Ramsey grew up around the Abbey which had been founded on a marsh-surrounded island in 969 at roughly the same time as that of the second foundation of Ely.  Ramsey's  Abbey became one of the most important monastic houses in the 12th and 13th Centuries - it then had some 80 monks and even at the Dissolution in 1539 there were 34 monks.  The story of the town is intertwined with that of the Abbey.  A weekly market was held, together with an annual three-day fair on the feast of St. Benedict.  Fishing, fulling, tanning and weaving were carried on under the careful guardianship of the monks.

The Dissolution brought an end to the Abbey and to the town's way of life.  The Abbey lands were sold to Sir Richard Williams, alias Cromwell and in Elizabethan times most of the buildings were demolished and the stone used to refurbish Caius, Kings and Trinity Colleges in Cambridge and in the 17th Century to build the tower of Ramsey's own church.  The Cromwells built a mansion on the site of what may have been the Lady Chapel.  It was the Cromwells, too, who brought the Great Plague to Ramsey in 1666.  As at Eyam, the infection was introduced in a bale of cloth from London.  Over 400 local people died and their names are recorded in the parish register.  Ramsey was, in later periods, to go through other tragedies including fires in the 17th and 18th Centuries, the latter rendering over 100 families homeless.
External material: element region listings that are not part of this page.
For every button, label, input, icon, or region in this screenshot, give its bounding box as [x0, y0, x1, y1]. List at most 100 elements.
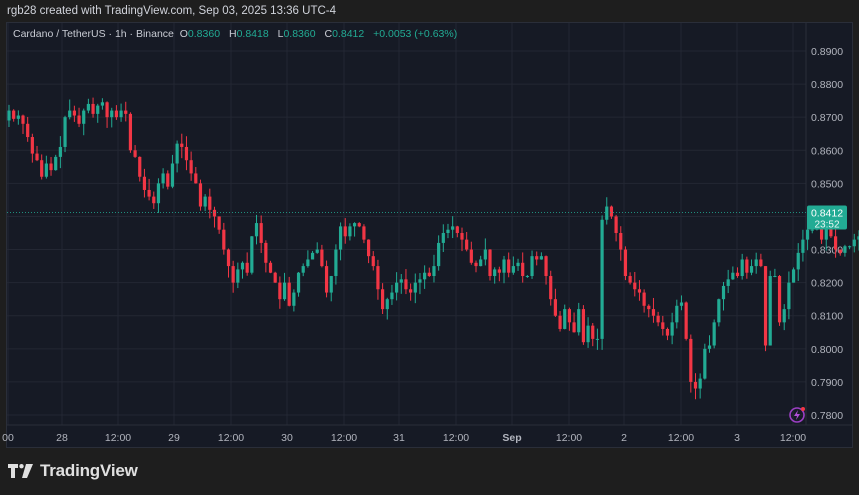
candle-body — [49, 163, 53, 171]
candle-body — [138, 156, 142, 177]
candle-body — [693, 381, 698, 389]
candle-body — [595, 338, 600, 340]
price-axis-label: 0.8000 — [811, 344, 843, 356]
candle-body — [7, 110, 11, 121]
lightning-alert-icon[interactable] — [789, 407, 805, 423]
candle-body — [735, 272, 740, 277]
close-label: C — [324, 28, 333, 40]
candle-body — [703, 348, 707, 379]
candle-body — [553, 299, 557, 316]
candle-body — [58, 146, 62, 157]
candle-body — [479, 259, 483, 267]
candle-body — [446, 229, 450, 233]
candle-body — [432, 266, 436, 277]
candle-body — [670, 322, 674, 336]
candle-body — [731, 272, 735, 280]
change-value: +0.0053 (+0.63%) — [373, 28, 458, 40]
candle-body — [231, 266, 235, 283]
candle-body — [306, 259, 310, 267]
candle-body — [838, 249, 842, 253]
candle-body — [399, 279, 403, 283]
candle-body — [100, 102, 104, 106]
candle-body — [170, 163, 175, 187]
candle-body — [315, 249, 319, 253]
candle-body — [362, 226, 366, 240]
candle-body — [623, 249, 628, 277]
candle-body — [745, 259, 749, 273]
candle-body — [105, 102, 109, 118]
candle-body — [423, 272, 427, 280]
candle-body — [581, 309, 586, 343]
price-axis-label: 0.8800 — [811, 79, 843, 91]
time-axis-label: 12:00 — [668, 432, 694, 444]
candle-body — [665, 328, 670, 336]
candle-body — [348, 226, 352, 237]
candle-body — [614, 216, 618, 233]
chart-panel[interactable] — [6, 22, 853, 448]
last-price-value: 0.8412 — [811, 207, 843, 219]
candle-body — [226, 249, 231, 267]
candle-body — [324, 266, 329, 293]
symbol-title: Cardano / TetherUS · 1h · Binance — [13, 28, 174, 40]
candle-body — [707, 345, 712, 349]
open-value: 0.8360 — [187, 28, 221, 40]
candle-body — [26, 123, 30, 138]
time-axis-label: 12:00 — [556, 432, 582, 444]
time-axis-label: 12:00 — [105, 432, 131, 444]
candle-body — [502, 259, 506, 273]
candle-body — [460, 233, 464, 240]
price-axis-label: 0.8700 — [811, 112, 843, 124]
candle-body — [427, 272, 431, 277]
candle-body — [147, 189, 151, 197]
candle-body — [54, 156, 58, 171]
candle-body — [259, 223, 263, 243]
candle-body — [698, 378, 702, 389]
candle-body — [689, 338, 693, 382]
candle-body — [119, 110, 123, 118]
candle-body — [474, 262, 478, 267]
candle-body — [805, 229, 810, 240]
candle-body — [16, 115, 20, 119]
candle-body — [385, 299, 389, 310]
candle-body — [451, 226, 455, 230]
candle-body — [240, 262, 245, 270]
candle-body — [310, 252, 315, 260]
candle-body — [338, 226, 343, 250]
tradingview-logo-icon — [8, 464, 33, 478]
candle-body — [833, 236, 838, 250]
low-value: 0.8360 — [283, 28, 316, 40]
candle-body — [217, 216, 221, 230]
candle-body — [651, 309, 656, 316]
candle-body — [245, 262, 249, 273]
candle-body — [268, 262, 273, 273]
candle-body — [236, 269, 240, 283]
candle-body — [72, 110, 76, 116]
candle-body — [343, 226, 347, 237]
candle-body — [77, 115, 81, 124]
price-axis-label: 0.8300 — [811, 245, 843, 257]
candle-body — [549, 276, 553, 300]
high-value: 0.8418 — [236, 28, 269, 40]
candle-body — [525, 276, 529, 278]
candle-body — [12, 110, 16, 119]
candle-body — [656, 315, 660, 323]
candle-body — [530, 256, 534, 277]
candle-body — [679, 302, 684, 306]
candle-body — [787, 282, 791, 310]
candle-body — [82, 110, 86, 124]
candle-body — [371, 256, 375, 267]
candle-body — [376, 266, 380, 290]
candle-body — [133, 150, 137, 157]
candle-body — [212, 209, 217, 217]
tradingview-logo[interactable]: TradingView — [8, 461, 138, 481]
symbol-legend: Cardano / TetherUS · 1h · Binance O0.836… — [13, 28, 457, 40]
candle-body — [86, 103, 90, 111]
candle-body — [712, 322, 716, 346]
candle-body — [675, 305, 679, 323]
candle-body — [152, 196, 156, 204]
candle-body — [633, 282, 637, 290]
candle-body — [567, 309, 571, 323]
candle-body — [843, 246, 847, 253]
candle-body — [250, 236, 254, 273]
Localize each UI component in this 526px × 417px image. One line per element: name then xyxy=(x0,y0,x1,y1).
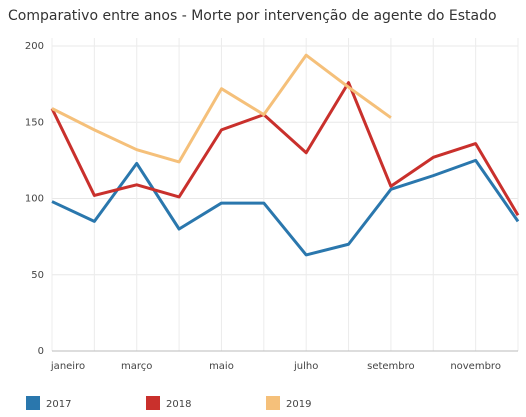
y-tick-label: 150 xyxy=(25,117,44,128)
legend-swatch xyxy=(266,396,280,410)
legend-label: 2017 xyxy=(46,399,71,410)
series-line xyxy=(50,81,520,217)
legend-label: 2018 xyxy=(166,399,191,410)
legend-label: 2019 xyxy=(286,399,311,410)
y-tick-label: 100 xyxy=(25,194,44,205)
x-tick-label: setembro xyxy=(367,361,415,372)
legend-swatch xyxy=(26,396,40,410)
y-tick-label: 0 xyxy=(38,346,44,357)
chart-title: Comparativo entre anos - Morte por inter… xyxy=(8,8,497,24)
legend-swatch xyxy=(146,396,160,410)
series-line xyxy=(51,53,392,164)
x-tick-label: janeiro xyxy=(50,361,85,372)
y-tick-label: 50 xyxy=(31,270,44,281)
x-tick-label: novembro xyxy=(450,361,501,372)
series-line xyxy=(51,158,520,257)
x-tick-label: março xyxy=(121,361,152,372)
x-tick-label: maio xyxy=(209,361,234,372)
x-tick-label: julho xyxy=(293,361,318,372)
y-tick-label: 200 xyxy=(25,41,44,52)
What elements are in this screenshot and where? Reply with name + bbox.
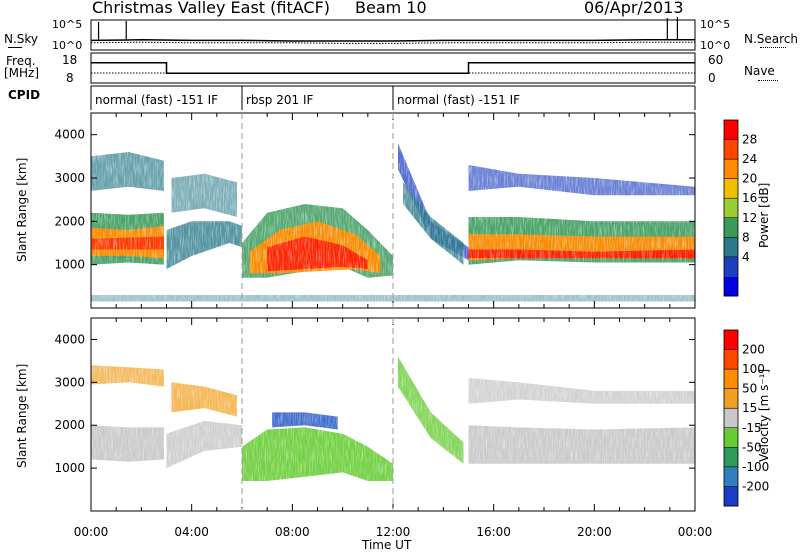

Although the Abbey was for so long a vital part of Ramsey's life, surprisingly little of it survives today.  The great house of the Cromwells with its monastic remnants is now used by the Abbey School and indeed, has been so occupied since the late 1930's.  Looking out across Abbey Green are the ruins of the elaborately carved 15th Century Abbey Gatehouse.  These now belong to the National Trust and are open from 10.00 am to 5.00 pm daily from April to October.  Within is a marble effigy dating from 1230, possibly depicting Ailwyn the founder of the Abbey.

Alongside the Abbey Green is the town's church, of interest in that it was originally built in 1180 as the abbey hospital or guest house.  At that time the area around the Abbey was in the parish of Bury and was served by that village's church.  The Ramsey Church is adorned by some colourful stained-glass windows by the William Morris Company.

Apart from the above, Ramsey has few buildings of any age, a result of its various fires.  The town nevertheless does exert a quiet charm, especially around Abbey Green.  The Great Whyte is the town's main thoroughfare, one time the Bury Brook flowed down the centre to join the Ramsey Lode.  The watercourse was directed through culverts in the last Century.  The shopping centre lies at the southern end of the Great Whyte and along the High Street.

At Ailwyn School, one of the town's two comprehensive schools situated in the former Abbey precinct, is a youth centre and a sports centre incorporating a swimming pool.  On the outskirts of the town and converted from former estate and farm buildings is the excellent Ramsey Rural Museum, open to the public on Thursday and Sunday afternoons from April to September.  Local rivers provide fishing; a ten acre playing field caters for football and cricket whilst a bowling green flanks the golf course that extends as far as Bury.  A second course can be found on the Stocking Fen Road.

North and east from the town itself, the parish of Ramsey extends for several miles across the fens of Bedford Level and the long straight roads link several small communities including Ramsey St. Mary's, Ramsey Mereside, Ramsey Heights with its nature reserve and Ramsey Forty Foot.  Near the latter is Bodsey House, now a private residence and once the country home of the last Abbot of Ramsey and a house also linked with the Cromwell family.  Its oldest features date from the 13th Century.